A program that is fairly unique is Ohio Universities Honors Tutorial College. It is patterned after the tutorial colleges at Oxford and Cambridge in England. It is pretty selective approximately 300-350 qualified students apply each year and they accept around 80 or so with around 75-80% accepting. It comes with a pretty good scholarship. Ohio U is a beautiful campus. Here is some info.
@chris3499 UVM actually is very generous with merit-based aid to OOS students. A friend of mine with a 3.5 GPA and an 1900 SAT was accepted to the honors college and received 15K/year in merit. OP’s daughter would likely get a lot more. They stack scholarships and will give an additional 10K/year if the prospective student was a national merit finalist or semifinalist. It was actually cheaper than Umass Amherst (my instate flagship) for several students in my school. Not sure about need-based fin aid.
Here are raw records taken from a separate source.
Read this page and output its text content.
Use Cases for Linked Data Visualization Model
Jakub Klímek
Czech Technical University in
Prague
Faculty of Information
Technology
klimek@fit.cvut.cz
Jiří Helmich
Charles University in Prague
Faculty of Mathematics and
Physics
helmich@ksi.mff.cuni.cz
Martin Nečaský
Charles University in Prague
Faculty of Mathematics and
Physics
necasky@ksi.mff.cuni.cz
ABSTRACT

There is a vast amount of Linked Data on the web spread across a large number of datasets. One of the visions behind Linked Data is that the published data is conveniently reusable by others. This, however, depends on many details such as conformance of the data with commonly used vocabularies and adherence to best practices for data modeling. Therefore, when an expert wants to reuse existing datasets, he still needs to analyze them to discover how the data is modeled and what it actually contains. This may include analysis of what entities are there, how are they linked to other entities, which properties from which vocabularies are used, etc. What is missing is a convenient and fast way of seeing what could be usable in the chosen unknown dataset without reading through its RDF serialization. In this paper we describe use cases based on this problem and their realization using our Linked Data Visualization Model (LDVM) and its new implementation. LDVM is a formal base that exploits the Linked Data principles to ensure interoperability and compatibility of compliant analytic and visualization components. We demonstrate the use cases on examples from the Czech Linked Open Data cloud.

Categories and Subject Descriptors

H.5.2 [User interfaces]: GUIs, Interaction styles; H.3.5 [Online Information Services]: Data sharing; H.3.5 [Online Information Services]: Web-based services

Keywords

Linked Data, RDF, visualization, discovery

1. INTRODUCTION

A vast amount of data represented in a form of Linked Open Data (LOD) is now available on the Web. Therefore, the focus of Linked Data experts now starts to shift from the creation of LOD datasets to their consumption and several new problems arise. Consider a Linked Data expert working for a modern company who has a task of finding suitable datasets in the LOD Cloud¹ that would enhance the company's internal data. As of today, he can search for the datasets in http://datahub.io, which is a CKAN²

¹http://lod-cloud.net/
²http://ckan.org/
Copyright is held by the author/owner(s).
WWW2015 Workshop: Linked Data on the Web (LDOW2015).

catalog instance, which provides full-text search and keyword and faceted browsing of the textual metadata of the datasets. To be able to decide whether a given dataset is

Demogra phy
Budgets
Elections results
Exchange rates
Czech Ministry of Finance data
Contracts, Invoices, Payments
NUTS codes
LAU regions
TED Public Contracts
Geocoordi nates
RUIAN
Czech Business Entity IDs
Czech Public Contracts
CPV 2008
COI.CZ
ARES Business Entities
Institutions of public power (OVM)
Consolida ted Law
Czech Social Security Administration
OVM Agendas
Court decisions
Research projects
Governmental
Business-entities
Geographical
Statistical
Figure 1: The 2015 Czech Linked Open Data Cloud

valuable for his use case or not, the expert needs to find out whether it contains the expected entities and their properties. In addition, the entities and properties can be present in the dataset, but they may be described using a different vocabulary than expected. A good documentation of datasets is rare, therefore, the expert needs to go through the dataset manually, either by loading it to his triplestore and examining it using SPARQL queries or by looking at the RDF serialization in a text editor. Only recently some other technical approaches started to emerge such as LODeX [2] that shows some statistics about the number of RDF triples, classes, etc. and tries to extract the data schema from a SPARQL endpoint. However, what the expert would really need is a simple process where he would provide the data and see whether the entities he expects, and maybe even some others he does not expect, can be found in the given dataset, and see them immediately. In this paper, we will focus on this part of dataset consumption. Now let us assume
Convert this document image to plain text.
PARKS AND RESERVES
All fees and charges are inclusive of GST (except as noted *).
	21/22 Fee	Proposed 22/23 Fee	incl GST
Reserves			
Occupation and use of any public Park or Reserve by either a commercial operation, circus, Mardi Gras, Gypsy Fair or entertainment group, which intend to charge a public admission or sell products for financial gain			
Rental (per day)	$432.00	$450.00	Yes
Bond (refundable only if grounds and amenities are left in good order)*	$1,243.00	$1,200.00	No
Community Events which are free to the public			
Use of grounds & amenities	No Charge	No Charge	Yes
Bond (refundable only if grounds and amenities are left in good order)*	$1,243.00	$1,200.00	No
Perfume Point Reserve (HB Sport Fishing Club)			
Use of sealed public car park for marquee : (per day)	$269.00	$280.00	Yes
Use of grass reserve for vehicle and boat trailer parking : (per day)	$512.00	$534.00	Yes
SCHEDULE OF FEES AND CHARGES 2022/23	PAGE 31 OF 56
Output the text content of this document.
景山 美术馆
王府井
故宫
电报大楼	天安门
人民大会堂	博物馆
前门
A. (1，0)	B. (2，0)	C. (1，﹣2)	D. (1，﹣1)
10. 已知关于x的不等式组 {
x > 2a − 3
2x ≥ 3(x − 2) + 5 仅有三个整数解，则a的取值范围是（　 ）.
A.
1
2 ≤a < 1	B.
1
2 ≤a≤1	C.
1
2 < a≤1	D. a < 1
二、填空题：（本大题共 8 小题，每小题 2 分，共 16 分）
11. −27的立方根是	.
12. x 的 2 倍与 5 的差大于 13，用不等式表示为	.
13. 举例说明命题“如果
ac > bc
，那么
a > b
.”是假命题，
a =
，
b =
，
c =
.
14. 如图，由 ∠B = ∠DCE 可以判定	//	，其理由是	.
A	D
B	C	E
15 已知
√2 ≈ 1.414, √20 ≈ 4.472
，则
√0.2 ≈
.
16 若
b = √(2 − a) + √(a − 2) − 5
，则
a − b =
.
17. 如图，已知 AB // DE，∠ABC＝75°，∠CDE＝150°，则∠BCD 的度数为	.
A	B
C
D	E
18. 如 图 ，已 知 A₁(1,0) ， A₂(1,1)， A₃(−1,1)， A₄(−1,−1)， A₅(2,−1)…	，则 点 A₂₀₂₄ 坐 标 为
Burlington is a great town.
@Qwerty568 thanks for the info
Hmmm, the honors programs at bigger universities are sounding very promising. She just found out yesterday she is recognized for the National Merit Scholarship program. No idea yet if it is just a commendation or as a semifinalist. Looks like we have some research to do. However, as I said, her GPA is 94. I understand that honors programs often want a higher GPA.
Try Arizona State…the school has a repuration of being a bit of a party school (per my kids), but our friend looked at their honors college and was so impressed he almost turned down UCLA for it. It is a self contained honors program and is highly regarded. You live, eat and take classes with honors students and when you want the “real college” experience, you can participate at ASU (like football games). HAven’t been myself, but have heard great things.
I’m not sure what you mean by this, but it sounds like you may be saying Barrett is a free-standing college offering all the classes students need for a degree and offering its own majors. It’s not.
While they do offer some upper-division honors classes, and while there are some special sections of upper-division classes in the regular U designated honors, the plain fact is that most if not all of the classes a Barrett student takes outside of the 36 hours required to be honors will be regular classes in the regular university.
A 94 is roughly a 3.75 so you’re fine for all Honors Programs that I know of (and most don’t have an absolute, cut and dry GPA threshold even if they like that level).
I didn’t like UVT’s Honors college much - there’s only one class per semester that’s Honors, as far as I could tell. At some universities, you can take 3 or 4 of your 5 classes per semester your first year in the Honors College. I do like UVT and Burlington though.
Thanks everyone. These suggestions are a great starting point.